If you find a mistake in a report from a credit reporting company, you should contact, in writing, both the credit reporting company and the company, that provided the information to explain what you think is wrong and why:
  • Provide your complete name and address, telephone number, credit report confirmation number, and account number for any account you are disputing.
  • Explain what information you think is inaccurate, clearly identify each mistake, explain why you are disputing the information and request that the information be deleted or corrected.
  • Include copies (NOT originals) of documents that support your position. You may want to enclose a copy of your credit report with the items in question circled.
  • Send your letter by certified mail, return receipt requested, so you have a record that your letter was received.
  • Keep copies of your dispute letter and enclosures.

Credit reporting companies must investigate the items in question.

This is usually done within 30 days unless they consider your dispute frivolous. They also must forward all the relevant data you provide about the inaccuracy to the organization that provided the information. After the information provider receives notice of a dispute from the credit reporting company, it must investigate, review the relevant information, and report the results back to the credit reporting company. 

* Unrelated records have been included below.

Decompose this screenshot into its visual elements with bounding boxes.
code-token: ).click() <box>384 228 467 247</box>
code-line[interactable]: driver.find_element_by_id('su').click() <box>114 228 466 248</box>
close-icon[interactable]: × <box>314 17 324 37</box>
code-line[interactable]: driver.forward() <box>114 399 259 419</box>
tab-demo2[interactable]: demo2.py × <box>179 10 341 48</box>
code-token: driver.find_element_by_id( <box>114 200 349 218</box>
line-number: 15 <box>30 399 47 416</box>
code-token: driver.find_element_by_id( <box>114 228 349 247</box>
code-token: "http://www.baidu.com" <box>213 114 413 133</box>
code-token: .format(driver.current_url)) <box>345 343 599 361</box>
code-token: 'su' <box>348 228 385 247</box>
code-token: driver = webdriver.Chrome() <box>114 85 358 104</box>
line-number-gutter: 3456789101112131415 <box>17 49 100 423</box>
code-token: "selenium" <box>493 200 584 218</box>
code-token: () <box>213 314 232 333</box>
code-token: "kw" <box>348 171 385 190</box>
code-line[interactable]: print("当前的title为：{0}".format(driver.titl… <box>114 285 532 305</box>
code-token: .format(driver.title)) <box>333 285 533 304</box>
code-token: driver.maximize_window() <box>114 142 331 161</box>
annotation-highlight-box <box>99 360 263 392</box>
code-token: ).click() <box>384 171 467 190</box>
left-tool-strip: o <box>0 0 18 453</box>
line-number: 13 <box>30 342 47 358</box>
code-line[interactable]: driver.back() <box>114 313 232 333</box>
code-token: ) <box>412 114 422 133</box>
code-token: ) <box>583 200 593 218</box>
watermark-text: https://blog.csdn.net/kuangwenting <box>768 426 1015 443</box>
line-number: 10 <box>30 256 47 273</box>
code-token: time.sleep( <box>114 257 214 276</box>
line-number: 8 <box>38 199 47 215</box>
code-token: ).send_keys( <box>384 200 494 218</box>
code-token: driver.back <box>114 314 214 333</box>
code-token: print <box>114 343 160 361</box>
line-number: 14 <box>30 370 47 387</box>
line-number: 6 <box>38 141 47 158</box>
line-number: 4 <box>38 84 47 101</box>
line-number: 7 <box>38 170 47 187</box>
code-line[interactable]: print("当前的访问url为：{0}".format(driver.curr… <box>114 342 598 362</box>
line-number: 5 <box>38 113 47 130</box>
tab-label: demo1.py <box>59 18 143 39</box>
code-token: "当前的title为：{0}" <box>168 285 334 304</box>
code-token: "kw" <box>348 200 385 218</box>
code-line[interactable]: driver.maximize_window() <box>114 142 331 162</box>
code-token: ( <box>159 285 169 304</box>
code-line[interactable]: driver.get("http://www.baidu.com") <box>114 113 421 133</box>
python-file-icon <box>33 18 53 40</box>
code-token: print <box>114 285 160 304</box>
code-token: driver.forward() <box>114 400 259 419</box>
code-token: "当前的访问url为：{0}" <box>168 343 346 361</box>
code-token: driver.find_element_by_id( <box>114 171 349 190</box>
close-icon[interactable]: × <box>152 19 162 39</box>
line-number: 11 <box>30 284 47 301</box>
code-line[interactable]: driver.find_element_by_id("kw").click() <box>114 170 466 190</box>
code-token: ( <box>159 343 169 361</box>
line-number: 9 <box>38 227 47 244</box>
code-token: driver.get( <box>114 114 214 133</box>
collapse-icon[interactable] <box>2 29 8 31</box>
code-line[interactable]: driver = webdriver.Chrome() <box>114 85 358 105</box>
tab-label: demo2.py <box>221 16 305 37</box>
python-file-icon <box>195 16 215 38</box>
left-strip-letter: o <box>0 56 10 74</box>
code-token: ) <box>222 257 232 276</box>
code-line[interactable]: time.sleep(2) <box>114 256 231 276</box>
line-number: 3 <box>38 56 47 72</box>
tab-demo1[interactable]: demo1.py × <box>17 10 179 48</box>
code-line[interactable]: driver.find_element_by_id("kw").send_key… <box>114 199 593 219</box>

If the company corrects your information as a result of your dispute, it must notify all of the credit reporting companies to which it provided the wrong information, so they can update their reports with the correct information. 

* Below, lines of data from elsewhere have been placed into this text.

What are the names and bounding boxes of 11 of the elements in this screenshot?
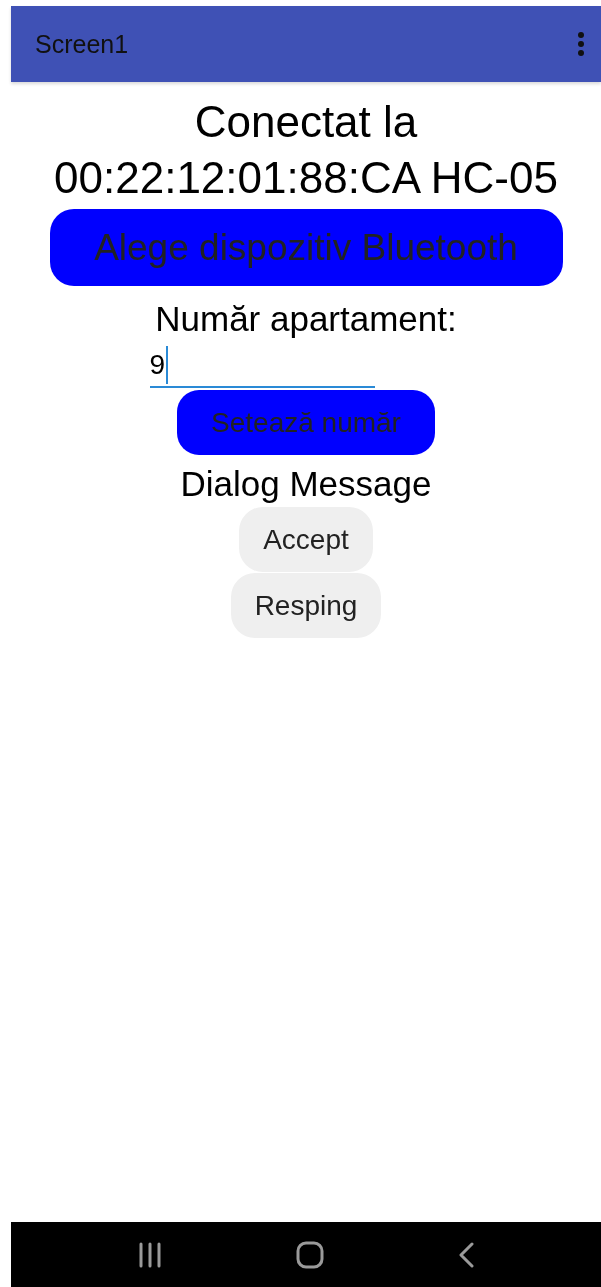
recent-apps-icon[interactable]: [138, 1241, 162, 1268]
dialog-message: Dialog Message: [180, 463, 432, 505]
dialog-button[interactable]: Resping: [230, 573, 382, 638]
connection-status: Conectat la 00:22:12:01:88:CA HC-05: [53, 96, 559, 204]
dialog-button[interactable]: Accept: [239, 507, 373, 572]
screen-title: Screen1: [35, 29, 129, 59]
back-icon[interactable]: [458, 1241, 474, 1268]
apartment-label: Număr apartament:: [155, 298, 457, 340]
more-options-icon[interactable]: [577, 31, 585, 57]
apartment-input-field[interactable]: 9: [149, 344, 375, 388]
home-icon[interactable]: [296, 1240, 324, 1269]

When the investigation is complete, the credit reporting company must give you the written results and a free copy of your report if the dispute results in a change. (This free report does not count as your annual free report under the FACT Act.) If an item is changed or deleted, the credit reporting company cannot put the disputed information back in your file unless the information provider verifies that the information is, indeed, accurate and complete. The credit reporting company also must send you written notice that includes the name, address, and phone number of the information provider.

If you request, the credit reporting company must send notices of any correction to anyone who received your report in the past six months. A corrected copy of your report can be sent to anyone who received a copy during the past two years for employment purposes.

How to submit a dispute to the nationwide credit reporting companies

To submit online, by mail, or by phone, use the following contact information:
By mail: Click here to download the dispute form 
Mail the dispute form with your letter to:
Equifax Information Services LLC
P.O. Box 740256
Atlanta, GA 30374
By phone: Phone number provided on credit report or (800) 864-2978
By mail: Use the address provided on your credit report or mail your letter to:
P.O. Box 4000
Allen, TX 75013
By phone: Phone number provided on credit report or (888) 397-3742
By mail: Click here to download the dispute form 
Mail the dispute form with your letter to:
TransUnion Consumer Solutions
P.O. Box 2000,
Chester, PA 19022-2000
By phone: 800-916-8800

If you are dissatisfied with the resolution

If an investigation doesn’t resolve your dispute with the credit reporting company, you can ask that a statement of the dispute be included in your file and in future reports. You also can ask the credit reporting company to provide your statement to anyone who received a copy of your report in the recent past. Expect to pay a fee for this service.

You also have the option of submitting a complaint to the Consumer Financial Protection Bureau. To do so:
  • Go to:
  • Select the icon labeled "credit reporting"
  • Complete and submit the online form
  • If you suspect that the error on your report is a result of identity theft, visit the Federal Trade Commission’s Fighting Back Against Identity Theft website for information about identity theft and steps to take if you have been victimized. This will include filing a fraud alert and possibly filing a security freeze.